Cet essor passe également par la multiplication de mauvaises réactions suite à la consommation de produits au taux de THC élevés comme le cannabis. « Parmi les produits illégaux, on peut compter parfois des produits qui vont varier entre 23 et 38% pour les plus élevés en THC ». Un phénomène qui va de pair avec de nombreuses « mauvaises réactions » chez les jeunes. « On voit souvent des cas de paranoïa, de bad-trip et ainsi de suite » confirme Mike. C’est d’ailleurs le cas de Lilou Perez. « Je consommais depuis neuf ans du cannabis » se confie la cuisinière d’une brasserie à Blagnac. « Je suis aujourd’hui en clinique pour arrêter, et me suis donc dirigée vers le CBD pour compenser ». Une technique que la jeune femme met en place depuis deux mois déjà. « Ça fonctionne bien », glisse-t-elle dans un sourire. « Et en plus je dois y mettre environ 30 euros par mois, contre 300 avant ».

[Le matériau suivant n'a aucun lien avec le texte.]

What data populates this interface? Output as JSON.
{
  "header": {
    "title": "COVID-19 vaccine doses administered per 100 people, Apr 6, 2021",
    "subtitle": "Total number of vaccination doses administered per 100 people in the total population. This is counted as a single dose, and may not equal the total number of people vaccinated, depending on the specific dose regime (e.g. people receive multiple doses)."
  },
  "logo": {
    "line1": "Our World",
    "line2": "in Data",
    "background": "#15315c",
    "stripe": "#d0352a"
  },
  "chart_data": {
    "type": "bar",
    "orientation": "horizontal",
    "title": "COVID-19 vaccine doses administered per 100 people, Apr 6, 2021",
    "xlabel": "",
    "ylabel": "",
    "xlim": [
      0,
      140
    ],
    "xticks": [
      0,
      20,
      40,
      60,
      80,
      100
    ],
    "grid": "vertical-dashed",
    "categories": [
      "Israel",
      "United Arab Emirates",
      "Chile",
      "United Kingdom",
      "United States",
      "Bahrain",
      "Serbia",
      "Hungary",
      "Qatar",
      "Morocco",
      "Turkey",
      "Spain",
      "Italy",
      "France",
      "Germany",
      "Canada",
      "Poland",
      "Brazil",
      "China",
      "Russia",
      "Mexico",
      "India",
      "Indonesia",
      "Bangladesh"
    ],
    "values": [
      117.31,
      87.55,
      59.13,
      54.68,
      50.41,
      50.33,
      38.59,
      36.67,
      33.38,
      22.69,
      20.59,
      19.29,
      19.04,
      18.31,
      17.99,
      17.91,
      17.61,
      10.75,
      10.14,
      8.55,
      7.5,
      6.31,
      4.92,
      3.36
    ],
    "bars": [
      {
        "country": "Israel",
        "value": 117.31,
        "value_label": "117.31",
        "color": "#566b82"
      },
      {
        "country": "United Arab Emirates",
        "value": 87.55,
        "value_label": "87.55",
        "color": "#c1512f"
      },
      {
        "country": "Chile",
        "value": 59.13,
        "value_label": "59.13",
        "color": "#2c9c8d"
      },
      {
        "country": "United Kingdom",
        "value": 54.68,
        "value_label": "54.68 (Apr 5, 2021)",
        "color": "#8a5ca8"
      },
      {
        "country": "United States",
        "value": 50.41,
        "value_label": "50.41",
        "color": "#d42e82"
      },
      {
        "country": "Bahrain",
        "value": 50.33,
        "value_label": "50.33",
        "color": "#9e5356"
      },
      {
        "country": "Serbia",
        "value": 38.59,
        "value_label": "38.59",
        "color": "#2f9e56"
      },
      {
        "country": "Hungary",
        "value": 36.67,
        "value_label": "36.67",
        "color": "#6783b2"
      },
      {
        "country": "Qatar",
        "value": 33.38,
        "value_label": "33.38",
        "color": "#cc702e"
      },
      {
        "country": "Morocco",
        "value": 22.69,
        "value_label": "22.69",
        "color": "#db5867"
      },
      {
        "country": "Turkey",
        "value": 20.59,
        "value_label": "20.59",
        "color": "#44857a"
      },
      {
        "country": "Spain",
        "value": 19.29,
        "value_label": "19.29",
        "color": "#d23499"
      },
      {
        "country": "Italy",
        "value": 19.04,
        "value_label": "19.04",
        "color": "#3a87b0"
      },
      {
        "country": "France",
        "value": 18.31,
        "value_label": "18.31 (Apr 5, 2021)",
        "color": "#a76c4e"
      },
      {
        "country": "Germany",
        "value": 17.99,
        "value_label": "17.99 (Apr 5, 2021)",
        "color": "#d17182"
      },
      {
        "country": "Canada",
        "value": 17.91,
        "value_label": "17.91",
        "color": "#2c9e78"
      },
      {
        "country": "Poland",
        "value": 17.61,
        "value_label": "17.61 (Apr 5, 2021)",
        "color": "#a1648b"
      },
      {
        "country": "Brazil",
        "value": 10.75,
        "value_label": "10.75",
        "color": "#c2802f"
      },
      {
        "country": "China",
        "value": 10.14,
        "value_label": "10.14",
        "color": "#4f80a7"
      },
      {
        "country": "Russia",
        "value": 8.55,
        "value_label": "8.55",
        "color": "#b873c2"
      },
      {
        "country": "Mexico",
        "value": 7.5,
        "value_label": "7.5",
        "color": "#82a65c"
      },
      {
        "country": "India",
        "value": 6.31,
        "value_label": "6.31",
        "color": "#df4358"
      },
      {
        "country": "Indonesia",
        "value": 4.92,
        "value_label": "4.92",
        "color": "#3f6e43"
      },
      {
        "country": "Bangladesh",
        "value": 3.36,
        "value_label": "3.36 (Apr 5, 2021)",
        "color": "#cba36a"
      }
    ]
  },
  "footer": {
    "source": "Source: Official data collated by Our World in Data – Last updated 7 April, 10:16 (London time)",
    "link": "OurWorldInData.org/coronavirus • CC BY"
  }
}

Passer la porte de boutiques de CBD, leur « permet de trouver un produit au goût similaire, mais sans aucun effet néfaste ». Pourtant, les clients ne sont pas uniquement d’anciens accros au cannabis. « Nos doyens, un couple toulousains, ont 95 et 96 ans » s’amuse Mike. De l’ancien consommateur de THC, qui veut retrouver un produit centré « sur la détente », aux clients en souffrance, souvent dirigés par des médecins, tous types de profil passent la porte du 2, rue Matabiau. « Je me suis fait opérer trois fois de la colonne vertébrale », glisse d’ailleurs Edouard souffrant encore malgré la prise régulière d’huile de CBD. « Malgré la morphine, j’ai toujours mal. Alors j’ai essayé de voir si le CBD diminue les douleurs », poursuit-t-il.

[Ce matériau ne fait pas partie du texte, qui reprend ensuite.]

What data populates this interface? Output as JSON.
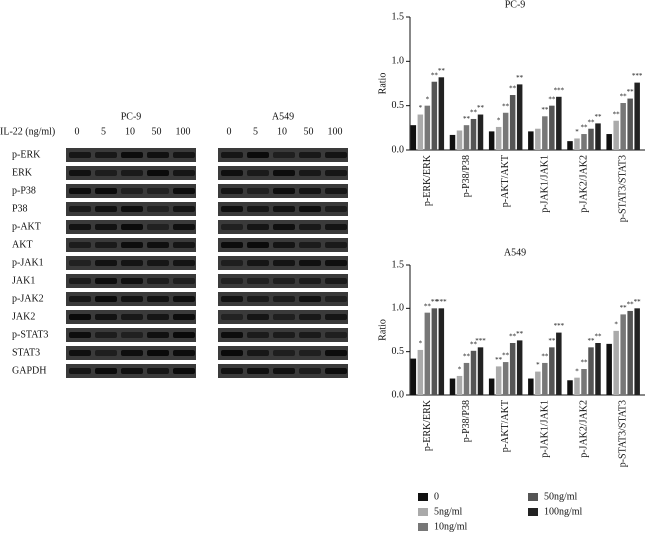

« Nous sommes persuadés que d’ici quelques années, nous pourrons voir des mutuelles prendre en compte une part d’huile CBD au quotidien pour éviter les burn-out, éviter cette accumulations de stress au quotidien », enchaîne Mike. La crise du Covid-19 favorise elle aussi l’essor de cette molécule. « Le fait d’être à la maison, de ne pas savoir de quoi sera fait demain, de douter de la pérennité de son emploi, augmente considérablement l’envie de naturel pour s’apaiser, se détendre ».